In any event, Robinson continues to stand alone. The Bluitt opinion, issued yesterday, resumes the prior run of cases rejecting res ipsa in the medical negligence context.
The latest opinion: Bluitt v. Wake Forest University Baptist Medical Center
Ms. Bluitt underwent a cardiac ablation at Wake Forest to correct an irregular heartbeat. She was under general anesthesia (and thus was unconscious) during the procedure. She awoke from surgery to tremendous pain in her lower back, later diagnosed as a third-degree burn. She was treated for the burn with a skin graft. Exactly three years later she sued Wake Forest and the physician for negligence.
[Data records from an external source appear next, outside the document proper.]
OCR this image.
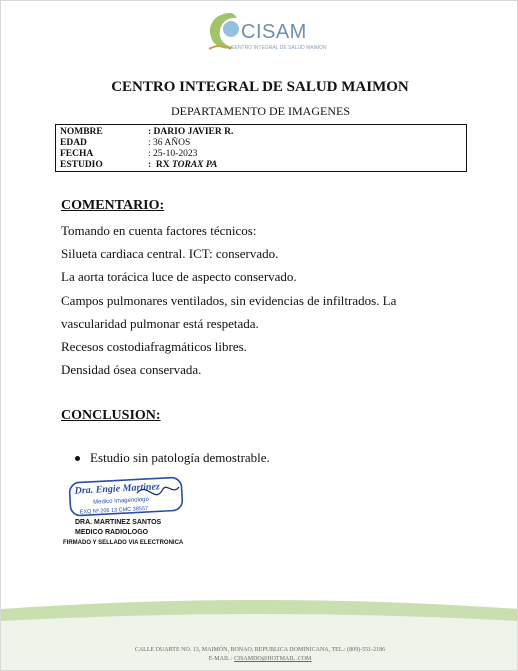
CISAM
CENTRO INTEGRAL DE SALUD MAIMON
CENTRO INTEGRAL DE SALUD MAIMON
DEPARTAMENTO DE IMAGENES
NOMBRE	: DARIO JAVIER R.
EDAD	: 36 AÑOS
FECHA	: 25-10-2023
ESTUDIO	:  RX TORAX PA
COMENTARIO:
Tomando en cuenta factores técnicos:
Silueta cardiaca central. ICT: conservado.
La aorta torácica luce de aspecto conservado.
Campos pulmonares ventilados, sin evidencias de infiltrados. La
vascularidad pulmonar está respetada.
Recesos costodiafragmáticos libres.
Densidad ósea conservada.
CONCLUSION:
Estudio sin patología demostrable.
Dra. Engie Martinez
Medico Imagenologo
EXQ Nº 206 13 CMC 38557
DRA. MARTINEZ SANTOS
MEDICO RADIOLOGO
FIRMADO Y SELLADO VIA ELECTRONICA
CALLE DUARTE NO. 13, MAIMÓN, BONAO, REPUBLICA DOMINICANA, TEL.: (809)-551-2186
E-MAIL : CISAMDO@HOTMAIL .COM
She did not include a Rule 9(j) certification and instead relied on the doctrine of res ipsa loquitur. The trial judge granted summary judgment in favor of defendants due to Ms. Bluitt’s failure to comply with Rule 9(j). (Defendants’ motion had been supported by four affidavits from cardiac electrophysiologists explaining the risks of the procedure.) The Court of Appeals affirmed the trial court’s order. The court explained that the doctrine cannot apply when expert testimony is necessary to permit a layperson to evaluate whether the facts establish a breach of the standard of care. Here, the defendants demonstrated through testimony of specialists that burns to the back are an “inherent risk of a cardiac ablation, and can occur without negligence on the part of the physician performing the procedure.” The court concluded that the procedures in question were
“outside of common knowledge, experience, and sense of a layperson; thus, without expert testimony, a layperson would lack a basis upon which to make a determination as to whether plaintiff’s back injury was an injury that would not normally occur in the absence of negligence, or was an inherent risk of a cardiac ablation.”
The takeaway
As Bluitt shows, lawyers continue to face an uphill climb if they want to avoid Rule 9(j)’s special pleading requirement by alleging res ipsa. The risk of being wrong is a dismissed action that cannot be remedied once the statute of limitations has run.